Tuesday, September 14, 2010

Peña Nieto's frontal assault on democracy: Legislation fast-tracks through Mexico State Congress

The initiative by the Green Party (PVEM) to impede the formation of electoral alliances in the upcoming gubernatorial elections in Mexico State, breezed through the local legislature in Mexico State after a cursory hearing with such a speed that designating it a "fast-track" hardly does it justice.  

What it does:
* While the legislation does pretend to block alliances, it will still allow common candidates, in the sense that PAN and PRD can still present a common one for 2011. However, should this legislation pass the full floor vote, they now basically have to register as one electoral party-coalition, rather than four separate parties  (PAN, PRD-PT-Convergencia) with separate lists for deputies and municipal presidents, as well as, crucially, separate funding. They will only have one common representative at the state electoral institute, which arranges the election and addresses irregularities, as well as only one representative at the ballot box. They will, in essence, operate in a "reverse gestalt," for lack of better word, where the total sum of the four parties will be considerably less than their component four parts. 

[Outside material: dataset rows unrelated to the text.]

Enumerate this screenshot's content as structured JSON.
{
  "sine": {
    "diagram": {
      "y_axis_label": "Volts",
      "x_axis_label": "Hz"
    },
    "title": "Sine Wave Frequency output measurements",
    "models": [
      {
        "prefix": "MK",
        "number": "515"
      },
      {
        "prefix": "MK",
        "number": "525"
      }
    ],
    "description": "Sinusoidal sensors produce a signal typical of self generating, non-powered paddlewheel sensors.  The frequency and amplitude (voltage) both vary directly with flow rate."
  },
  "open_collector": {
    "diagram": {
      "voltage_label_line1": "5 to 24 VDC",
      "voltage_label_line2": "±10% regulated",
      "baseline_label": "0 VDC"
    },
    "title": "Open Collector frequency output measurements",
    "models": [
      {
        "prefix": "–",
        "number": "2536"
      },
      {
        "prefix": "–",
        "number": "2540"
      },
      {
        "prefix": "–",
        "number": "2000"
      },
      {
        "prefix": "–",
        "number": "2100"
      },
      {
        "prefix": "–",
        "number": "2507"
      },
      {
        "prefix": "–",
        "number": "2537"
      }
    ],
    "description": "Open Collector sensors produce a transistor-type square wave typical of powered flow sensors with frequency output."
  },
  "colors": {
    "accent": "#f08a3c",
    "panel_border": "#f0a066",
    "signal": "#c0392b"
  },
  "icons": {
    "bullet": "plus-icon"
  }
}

--> Note here that on the national level, the 2007 Electoral Reform went the opposite direction: While e.g. PT and Convergencia extracted a huge number of "safe seats" from the PRD as a price for going into a full coalition (all votes went to the coalition, not the individual parties) in 2006, this was changed at the federal level as the smaller parties now will have to carry their own weight - they have to present their own legislative/municipal lists rather than negotiating safe seats and "vote transfers" in advance. 

* In addition, however, the legislation also aims at greatly reducing the campaign time from 72 and 60 days for governor and deputies/municipal presidents, respectively, to 45 and 30. Clearly this is directly going to favor the party that already is receiving near total permanent coverage in the media, PRI and its candidate Enrique Peña Nieto. 

* Other measures to reduce party spending as well as methods to designate party representatives at the ballot stations, both intended to favor the sitting PRI. More here later. 

PRI and PVEM voted in commitee to bring the proposed legislation up to a floor vote, and was backed in this by none other than Convergencia, a quintessentially opportunist party that rivals the PVEM in frequency of turnings its cape to the wind (the same party is, to recall, on the national level an ardent backer of Andrés Manuel López Obrador), as well as PANAL and the Partido Social Demócrata (PSD) (the latter is now-defunct on the national level, and its representative in Mexico State is a PRI member in all but name). 

Peña Nieto, in his usual slick doublespeak, claimed he and the PRI were not against alliances at all:
 "What the PRI want is rather to promote a legal framework that permits transparent political competition, and that doesn't create confusion."
Beyond such niceties, this initative is far from aimed at ending confusion, but directly to seek to block a common PRD-PAN candidate in 2011, as well as other measures intended to directly favor the PRI candidate.

Now PRI/PVEM and its backers claims that such amalgams represent a more clear option than common candidacies, where parties run on their own separate labels and lists yet combine to put forth e.g. a common gubernatorial candidate.  The argument does not hold water even in a cursory reading.

PRI/PVEM are using the case of Guanajuato as a precedent; there, the local congress voted to ban common candidacies, which was appealed unsuccesfully to the Supreme Court. Yet the comparison is a spurious one, for a range of reasons, most importantly as it didn't apply to gubernatorial candidates, but municipal-level offices.

Luis Sánchez Jiménez, leader of the Mexico State branch of PRD and one of the most capable of PRD's cadres, deemed Peña Nieto "a danger to democracy and to the country." It is certainly a clear demonstration of the lengths of institutional engineering to which Peña Nieta is willing to go to reach the Mexican presidency.  PRD president Jesús Ortega gets the final word:
"Peña Nieto is on several fronts doing everything possible to prevent the alliance. He knows the risk of a democratic union that can beat him and the PRI in elections in the State of Mexico, and this will be a mortal blow, not only toward his pretensions to be President of the Republic, but a mortal blow to the person who appears today as the candidate of the oligarchy."